WHO confirms Marburg virus infection in Ghana – Report

The World Health Organisation (WHO) has confirmed on Thursday that two people in Ghana have been infected by the highly virulent Marburg virus, the Reuters news agency has reported.

The two people infected with the virus similar to the Ebola virus have since died. The infection occurred somewhere in the Ashanti Region. The tests were first done in Ghana, but must be re-tested in a laboratory in Senegal, before the cases can be confirmed, the WHO has said in a statement cited in the report.

The WHO describes the Marburg virus disease as a highly virulent disease that causes haemorrhagic fever, with a fatality ratio of up to 88 per cent.

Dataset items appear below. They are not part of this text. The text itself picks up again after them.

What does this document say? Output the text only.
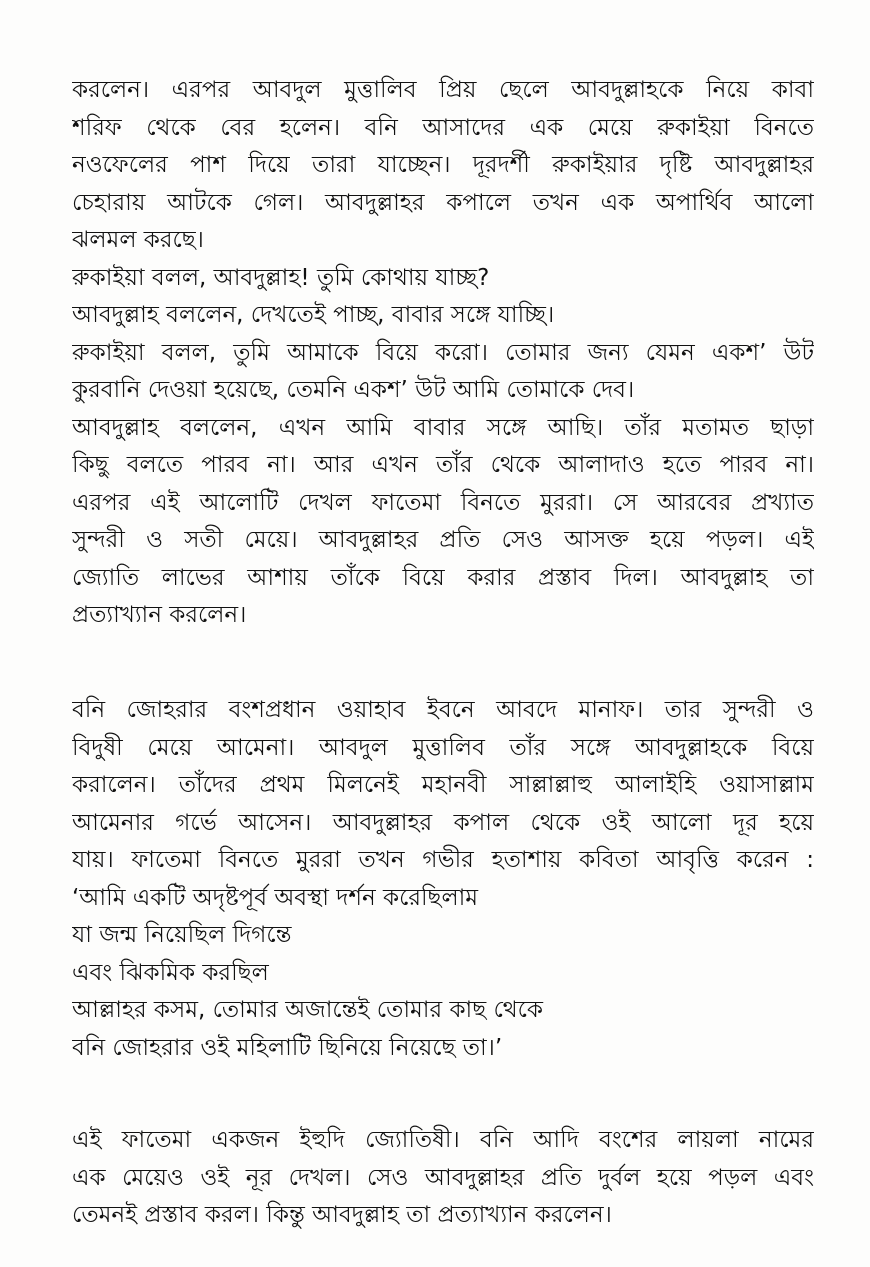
করলেন। এরপর আবদুল মুত্তালিব প্রিয় ছেলে আবদুল্লাহকে নিয়ে কাবা
শরিফ থেকে বের হলেন। বনি আসাদের এক মেয়ে রুকাইয়া বিনতে
নওফেলের পাশ দিয়ে তারা যাচ্ছেন। দূরদর্শী রুকাইয়ার দৃষ্টি আবদুল্লাহর
চেহারায় আটকে গেল। আবদুল্লাহর কপালে তখন এক অপার্থিব আলো
ঝলমল করছে।
রুকাইয়া বলল, আবদুল্লাহ! তুমি কোথায় যাচ্ছ?
আবদুল্লাহ বললেন, দেখতেই পাচ্ছ, বাবার সঙ্গে যাচ্ছি।
রুকাইয়া বলল, তুমি আমাকে বিয়ে করো। তোমার জন্য যেমন একশ’ উট
কুরবানি দেওয়া হয়েছে, তেমনি একশ’ উট আমি তোমাকে দেব।
আবদুল্লাহ বললেন, এখন আমি বাবার সঙ্গে আছি। তাঁর মতামত ছাড়া
কিছু বলতে পারব না। আর এখন তাঁর থেকে আলাদাও হতে পারব না।
এরপর এই আলোটি দেখল ফাতেমা বিনতে মুররা। সে আরবের প্রখ্যাত
সুন্দরী ও সতী মেয়ে। আবদুল্লাহর প্রতি সেও আসক্ত হয়ে পড়ল। এই
জ্যোতি লাভের আশায় তাঁকে বিয়ে করার প্রস্তাব দিল। আবদুল্লাহ তা
প্রত্যাখ্যান করলেন।
বনি জোহরার বংশপ্রধান ওয়াহাব ইবনে আবদে মানাফ। তার সুন্দরী ও
বিদুষী মেয়ে আমেনা। আবদুল মুত্তালিব তাঁর সঙ্গে আবদুল্লাহকে বিয়ে
করালেন। তাঁদের প্রথম মিলনেই মহানবী সাল্লাল্লাহু আলাইহি ওয়াসাল্লাম
আমেনার গর্ভে আসেন। আবদুল্লাহর কপাল থেকে ওই আলো দূর হয়ে
যায়। ফাতেমা বিনতে মুররা তখন গভীর হতাশায় কবিতা আবৃত্তি করেন :
‘আমি একটি অদৃষ্টপূর্ব অবস্থা দর্শন করেছিলাম
যা জন্ম নিয়েছিল দিগন্তে
এবং ঝিকমিক করছিল
আল্লাহর কসম, তোমার অজান্তেই তোমার কাছ থেকে
বনি জোহরার ওই মহিলাটি ছিনিয়ে নিয়েছে তা।’
এই ফাতেমা একজন ইহুদি জ্যোতিষী। বনি আদি বংশের লায়লা নামের
এক মেয়েও ওই নূর দেখল। সেও আবদুল্লাহর প্রতি দুর্বল হয়ে পড়ল এবং
তেমনই প্রস্তাব করল। কিন্তু আবদুল্লাহ তা প্রত্যাখ্যান করলেন।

“It is in the same family as the virus that causes Ebola virus disease. Two large outbreaks that occurred simultaneously in Marburg and Frankfurt in Germany, and in Belgrade, Serbia, in 1967, led to the initial recognition of the disease. The outbreak was associated with laboratory work using African green monkeys (Cercopithecus aethiops) imported from Uganda. Subsequently, outbreaks and sporadic cases have been reported in Angola, Democratic Republic of the Congo, Kenya, South Africa (in a person with recent travel history to Zimbabwe) and Uganda. In 2008, two independent cases were reported in travellers who visited a cave inhabited by Rousettus bat colonies in Uganda,” it says on its website.

The two patients both had symptoms including diarrhoea, fever, nausea and vomiting before they died in hospital, the statement said.

If the cases come back confirmed, it would be only the second Marburg outbreak in West Africa. The first case of the virus was reported in Guinea last year, and no further cases have been reported, it said.

The Ghana Health Service has also confirmed the cases in a statement saying “the disease was suspected following the identification of two persons who met the case definition for an Acute Hemorrhage Fever in two locations in the Asanti Region.”

It also noted that the initial tests were done at the Noguchi Memorial Institute for Medical Research in Accra, adding that the samples have further been sent to the Institute Pasteur in Dakar for confirmation.

It also indicated that no other cases have been identified, but all the 34 persons who came into contact with the two cases have been isolated and quarantined and are being observed and monitored, adding that there are currently no vaccines for the diseases.